Madeline Miller, MD
Resident Physician
Northwestern University / Shirley Ryan AbilityLab
Chicago, Illinois, United States
John D. Peiffer, BS
Researcher/PhD Candidate
Shirley Ryan Ability Lab, Nothwestern McGaw
Chicago, Illinois, United States
R. James J. Cotton, MD, PhD
Attending Physician
Shirley Ryan Ability Lab, Nothwestern McGaw
Chicago, Illinois, United States
Monica E. Rho, MD (she/her/hers)
Attending Physician
Shirley Ryan Ability Lab, Nothwestern McGaw
Chicago, Illinois, United States
Increased dynamic knee valgus can predispose athletes to knee injuries including patellofemoral pain or non-contact ACL injuries. Studies using marker-based motion capture or video analysis to evaluate knee valgus during single leg squat (SLS) demonstrated that females have greater knee valgus, reduced knee flexion components of dynamic valgus may help further predict injury, and greater hip abductor strength was correlated with less valgus. Markerless motion capture use has become easier, increasingly accurate, and validated for assessing kinematic movements. Markerless motion capture has not yet been used to assess dynamic knee valgus in runners or to quantify changes in knee control with training.

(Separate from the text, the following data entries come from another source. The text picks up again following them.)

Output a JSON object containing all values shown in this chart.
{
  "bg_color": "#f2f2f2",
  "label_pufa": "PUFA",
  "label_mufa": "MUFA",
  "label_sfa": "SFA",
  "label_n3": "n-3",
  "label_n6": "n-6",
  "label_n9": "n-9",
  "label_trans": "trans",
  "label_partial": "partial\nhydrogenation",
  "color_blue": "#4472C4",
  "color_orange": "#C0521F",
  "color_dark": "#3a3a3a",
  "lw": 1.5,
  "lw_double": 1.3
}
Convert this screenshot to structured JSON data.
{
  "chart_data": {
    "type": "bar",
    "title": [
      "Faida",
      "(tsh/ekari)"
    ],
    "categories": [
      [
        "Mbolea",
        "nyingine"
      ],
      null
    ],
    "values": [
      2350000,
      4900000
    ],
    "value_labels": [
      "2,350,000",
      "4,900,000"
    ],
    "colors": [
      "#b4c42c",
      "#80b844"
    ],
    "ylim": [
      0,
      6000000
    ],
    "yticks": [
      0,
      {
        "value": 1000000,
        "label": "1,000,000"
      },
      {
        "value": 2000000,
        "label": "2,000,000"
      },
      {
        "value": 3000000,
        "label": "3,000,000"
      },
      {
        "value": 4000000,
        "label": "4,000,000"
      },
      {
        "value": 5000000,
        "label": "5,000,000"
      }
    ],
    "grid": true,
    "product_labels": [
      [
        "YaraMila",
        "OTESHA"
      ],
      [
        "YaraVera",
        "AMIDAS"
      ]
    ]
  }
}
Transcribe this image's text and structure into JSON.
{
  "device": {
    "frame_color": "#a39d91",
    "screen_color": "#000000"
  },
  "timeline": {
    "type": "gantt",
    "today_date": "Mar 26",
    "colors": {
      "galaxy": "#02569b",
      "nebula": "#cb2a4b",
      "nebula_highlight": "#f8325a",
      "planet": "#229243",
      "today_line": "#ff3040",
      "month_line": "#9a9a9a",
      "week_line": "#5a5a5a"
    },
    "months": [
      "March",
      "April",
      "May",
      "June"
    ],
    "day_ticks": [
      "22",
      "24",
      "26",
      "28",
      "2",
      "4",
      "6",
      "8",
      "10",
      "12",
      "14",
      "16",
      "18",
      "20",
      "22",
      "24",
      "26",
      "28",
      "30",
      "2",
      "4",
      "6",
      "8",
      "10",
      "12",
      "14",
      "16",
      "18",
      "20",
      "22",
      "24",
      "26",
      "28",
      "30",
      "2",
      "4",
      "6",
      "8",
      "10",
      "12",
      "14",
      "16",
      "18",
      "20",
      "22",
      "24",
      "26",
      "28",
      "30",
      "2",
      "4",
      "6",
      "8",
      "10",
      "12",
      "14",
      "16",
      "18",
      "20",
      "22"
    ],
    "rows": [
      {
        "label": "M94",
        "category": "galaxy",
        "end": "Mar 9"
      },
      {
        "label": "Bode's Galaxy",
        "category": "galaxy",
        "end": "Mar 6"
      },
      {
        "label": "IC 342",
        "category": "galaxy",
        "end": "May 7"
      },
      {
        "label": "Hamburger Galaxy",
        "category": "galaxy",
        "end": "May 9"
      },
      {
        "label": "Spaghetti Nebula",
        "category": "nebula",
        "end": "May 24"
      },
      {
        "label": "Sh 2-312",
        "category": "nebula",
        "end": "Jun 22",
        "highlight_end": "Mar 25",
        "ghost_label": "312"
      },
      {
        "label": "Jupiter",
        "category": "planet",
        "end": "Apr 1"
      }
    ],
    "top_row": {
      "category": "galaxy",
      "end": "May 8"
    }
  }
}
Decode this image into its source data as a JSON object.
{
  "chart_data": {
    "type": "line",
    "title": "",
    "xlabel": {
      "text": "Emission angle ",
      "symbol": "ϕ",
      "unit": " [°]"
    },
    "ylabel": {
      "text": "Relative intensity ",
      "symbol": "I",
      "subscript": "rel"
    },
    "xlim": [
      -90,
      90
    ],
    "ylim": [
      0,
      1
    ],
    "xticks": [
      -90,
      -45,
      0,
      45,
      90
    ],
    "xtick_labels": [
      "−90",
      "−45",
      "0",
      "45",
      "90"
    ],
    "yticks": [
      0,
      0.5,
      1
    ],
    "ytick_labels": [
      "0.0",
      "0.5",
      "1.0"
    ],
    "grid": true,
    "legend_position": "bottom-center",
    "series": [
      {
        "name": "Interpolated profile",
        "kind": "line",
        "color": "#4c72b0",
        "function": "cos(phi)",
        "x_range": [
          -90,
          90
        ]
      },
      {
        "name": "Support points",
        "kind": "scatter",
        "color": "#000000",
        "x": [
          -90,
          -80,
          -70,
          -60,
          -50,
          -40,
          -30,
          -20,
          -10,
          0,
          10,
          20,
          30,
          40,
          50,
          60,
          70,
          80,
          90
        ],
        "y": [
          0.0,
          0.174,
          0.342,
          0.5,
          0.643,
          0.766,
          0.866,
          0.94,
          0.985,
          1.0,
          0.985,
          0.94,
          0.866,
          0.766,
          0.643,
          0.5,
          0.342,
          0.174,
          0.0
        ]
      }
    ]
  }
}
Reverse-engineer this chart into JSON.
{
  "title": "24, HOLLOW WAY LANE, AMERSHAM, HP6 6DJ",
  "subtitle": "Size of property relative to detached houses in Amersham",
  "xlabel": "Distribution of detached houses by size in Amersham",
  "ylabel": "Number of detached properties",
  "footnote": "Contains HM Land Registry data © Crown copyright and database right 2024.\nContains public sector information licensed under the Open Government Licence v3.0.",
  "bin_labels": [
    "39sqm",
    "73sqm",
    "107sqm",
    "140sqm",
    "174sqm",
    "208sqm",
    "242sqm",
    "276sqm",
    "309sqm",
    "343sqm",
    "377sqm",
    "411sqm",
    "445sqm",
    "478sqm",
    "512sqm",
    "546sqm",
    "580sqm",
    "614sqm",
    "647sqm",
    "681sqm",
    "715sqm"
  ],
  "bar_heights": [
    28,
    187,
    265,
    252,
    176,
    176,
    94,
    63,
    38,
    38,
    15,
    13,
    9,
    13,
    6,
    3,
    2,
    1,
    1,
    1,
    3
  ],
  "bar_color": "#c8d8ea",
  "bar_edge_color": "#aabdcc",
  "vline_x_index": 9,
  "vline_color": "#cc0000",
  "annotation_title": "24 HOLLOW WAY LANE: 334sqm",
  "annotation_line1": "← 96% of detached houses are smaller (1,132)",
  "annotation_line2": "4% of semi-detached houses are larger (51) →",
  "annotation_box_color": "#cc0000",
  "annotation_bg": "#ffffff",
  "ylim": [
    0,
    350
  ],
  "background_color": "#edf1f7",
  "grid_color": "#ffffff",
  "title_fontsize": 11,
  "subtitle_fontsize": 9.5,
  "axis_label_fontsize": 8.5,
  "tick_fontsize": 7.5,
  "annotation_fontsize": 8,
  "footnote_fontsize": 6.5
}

This study aims to determine if a 12-camera markerless motion capture system can accurately reconstruct kinematics during functional movement screening to analyze dynamic knee valgus during SLS. The secondary aim is to compare knee valgus kinematics before and after a cross-training program is implemented in recreational marathon runners.
Design: Prospective cohort study
Results: It is feasible to use markerless technology to assess kinematics during functional movement screening of 14 people in one morning prior to marathon training. Overlays of the biomechanical reconstructions confirmed validity, and participants showed a range of dynamic valgus during SLS at baseline assessment. Knee valgus kinematics will again be collected in 2 weeks, 20 weeks after the cross-training program initiation. Secondary aim data is pending.
Conclusions: Markerless motion capture data can quantify knee valgus during SLS. Identifying athletes with increased dynamic knee valgus allows for targeted neuromuscular control and strengthing interventions to potentially lower injury risk in runners during marathon training. Markerless motion capture lowers barriers to movement analysis, demonstrated by quantifying functional movement screens from 14 people in one morning. This technology shows great promise for more accessible biomechanical analysis of clinical and athlete populations leading to future personalized training and rehabilitation interventions.